Comandadas pelo coronel Joaquim Pires de Carvalho e Albuquerque de Ávila e Pereira, que depois ganharia o título de Visconde de Pirajá, as forças milicianas e de voluntários organizaram um cinturão de defesa, fincando bases em áreas como a Ilha de Itaparica, São Roque, Saubara e Ponta de Nossa Senhora.

Entre junho e outubro, foram formados diversos diversos batalhões. Mas dom Pedro decidiu mandar reforços: navios que partiram do Rio de Janeiro em 14 de julho trouxeram seis canhões, 5.000 espingardas, 2.000 lanças, 500 pistolas, 500 sabres, 260 soldados e 38 oficiais, dentre eles, o general Pierre Labatut.

Desembarcaram na Bahia em 28 de outubro, após incorporar à tropa 250 homens vindos de Pernambuco que formariam o Exército Pacificador.

O mercenário assumiu o comando das tropas e passou a se dedicar à organização dos batalhões improvisados formados por brancos pobres, negros libertos e escravizados enviados por seus senhores. Nenhum filho de proprietário de terras se apresentou como voluntário.

"Labatut foi uma figura muito importante porque ajudou a organizar as tropas, fez os regimentos e definiu as estratégias e táticas para a luta", afirma a historiadora Antonietta D'Aguiar Nunes, associada do Instituto Geográfico e Histórico da Bahia.

Como aponta o historiador Luís Henrique Dias Tavares (1926-2020) no livro "História da Bahia", uma das primeiras medidas de Labatut foi enviar uma carta brigadeiro português Inácio Luís Madeira de Melo, que comandava a resistência portuguesa na capital baiana, a deixar Salvador.

"Temos plenos poderes para tratar convosco acerca de vossa retirada e da tropa com permissão de prestar-vos todo o necessário para a boa comodidade do transporte", disse Labatut na carta.

A proposta não foi aceita por Madeira de Melo, que dobrou a aposta e reforçou as suas tropas para lutar contra os baianos. Labatut respondeu organizando três brigadas para tomar Salvador: uma na região de Pirajá, uma no centro e outra mais ao norte, nas proximidades de Itapuã.

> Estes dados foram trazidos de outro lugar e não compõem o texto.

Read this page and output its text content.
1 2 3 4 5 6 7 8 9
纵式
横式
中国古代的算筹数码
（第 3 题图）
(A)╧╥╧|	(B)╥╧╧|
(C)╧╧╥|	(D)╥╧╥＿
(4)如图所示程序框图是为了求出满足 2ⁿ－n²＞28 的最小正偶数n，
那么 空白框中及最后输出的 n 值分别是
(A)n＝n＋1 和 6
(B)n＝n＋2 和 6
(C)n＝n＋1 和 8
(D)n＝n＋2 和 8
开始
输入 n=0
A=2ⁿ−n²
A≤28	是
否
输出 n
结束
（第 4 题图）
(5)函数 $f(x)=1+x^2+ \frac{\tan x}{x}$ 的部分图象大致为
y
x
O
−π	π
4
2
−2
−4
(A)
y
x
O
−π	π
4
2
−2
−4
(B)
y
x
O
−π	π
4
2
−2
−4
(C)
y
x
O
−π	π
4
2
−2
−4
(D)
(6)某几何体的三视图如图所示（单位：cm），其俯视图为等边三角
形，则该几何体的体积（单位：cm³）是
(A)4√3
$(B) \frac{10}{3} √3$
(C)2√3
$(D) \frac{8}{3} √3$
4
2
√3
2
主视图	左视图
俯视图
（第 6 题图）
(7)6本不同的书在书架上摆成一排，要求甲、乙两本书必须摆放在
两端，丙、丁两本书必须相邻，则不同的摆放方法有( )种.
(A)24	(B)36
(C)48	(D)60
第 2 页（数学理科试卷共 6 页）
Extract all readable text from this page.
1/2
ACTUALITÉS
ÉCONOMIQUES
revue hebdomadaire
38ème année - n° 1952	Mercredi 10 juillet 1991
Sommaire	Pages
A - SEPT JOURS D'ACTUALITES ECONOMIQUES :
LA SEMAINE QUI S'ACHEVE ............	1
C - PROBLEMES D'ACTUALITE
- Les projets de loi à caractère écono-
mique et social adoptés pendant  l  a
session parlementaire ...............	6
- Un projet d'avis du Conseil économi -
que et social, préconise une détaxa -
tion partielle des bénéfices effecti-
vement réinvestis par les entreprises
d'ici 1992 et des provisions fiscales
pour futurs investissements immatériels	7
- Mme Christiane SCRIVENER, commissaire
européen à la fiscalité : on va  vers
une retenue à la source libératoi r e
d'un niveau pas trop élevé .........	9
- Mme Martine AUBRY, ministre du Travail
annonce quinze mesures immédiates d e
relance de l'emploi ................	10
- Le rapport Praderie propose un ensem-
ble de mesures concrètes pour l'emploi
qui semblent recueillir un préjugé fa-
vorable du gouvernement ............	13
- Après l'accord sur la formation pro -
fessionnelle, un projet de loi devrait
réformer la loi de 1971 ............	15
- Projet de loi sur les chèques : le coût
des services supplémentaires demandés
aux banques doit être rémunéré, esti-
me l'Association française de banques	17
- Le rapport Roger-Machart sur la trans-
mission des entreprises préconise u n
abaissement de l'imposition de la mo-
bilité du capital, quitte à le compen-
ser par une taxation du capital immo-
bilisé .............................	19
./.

O acirramento das tensões desencadeou na primeira grande batalha campal da guerra pela independência na Bahia: a Batalha de Pirajá, que se desenrolou em 8 de novembro na região onde hoje é o Subúrbio Ferroviário de Salvador.

Labatut não participou da batalha, mas elogiou os soldados baianos em carta, chamando os portugueses de "fracos e indignos de temor".

tela abstrata mostra uma batalha, onde se emaranham homens e cavalos com lanças e outras armas. ao fundo, está o mar e alguns navios
A Batalha de Pirajá" (1978), mural de Carybé - Reprodução/"O Sequestro da Independência" (Companhia das Letras)

Onze dias depois da batalha, cerca de 200 escravizados armados dos engenhos da Mata Escura e Saboeiro atacaram Pirajá. Segundo Luís Henrique Dias Tavares, foram enganados pela suposta promessa de Madeira de Melo de libertá-los da escravidão caso aderissem aos portugueses.

Os brasileiros prevaleceram no ataque, que resultou na prisão de escravizados. Labatut mostrou sua face mais cruel e mandou fuzilar os 50 homens e chicotear as 20 mulheres que haviam sido presas.

Em escritos na revista do Instituto Geográfico e Histórico da Bahia em 1913, o jornalista e abolicionista negro Manoel Querino definiu Labatut como um militar que abusou do seu poder, tinha "um rigor que tocava à desumanidade" e "mandava fuzilar sob qualquer pretexto".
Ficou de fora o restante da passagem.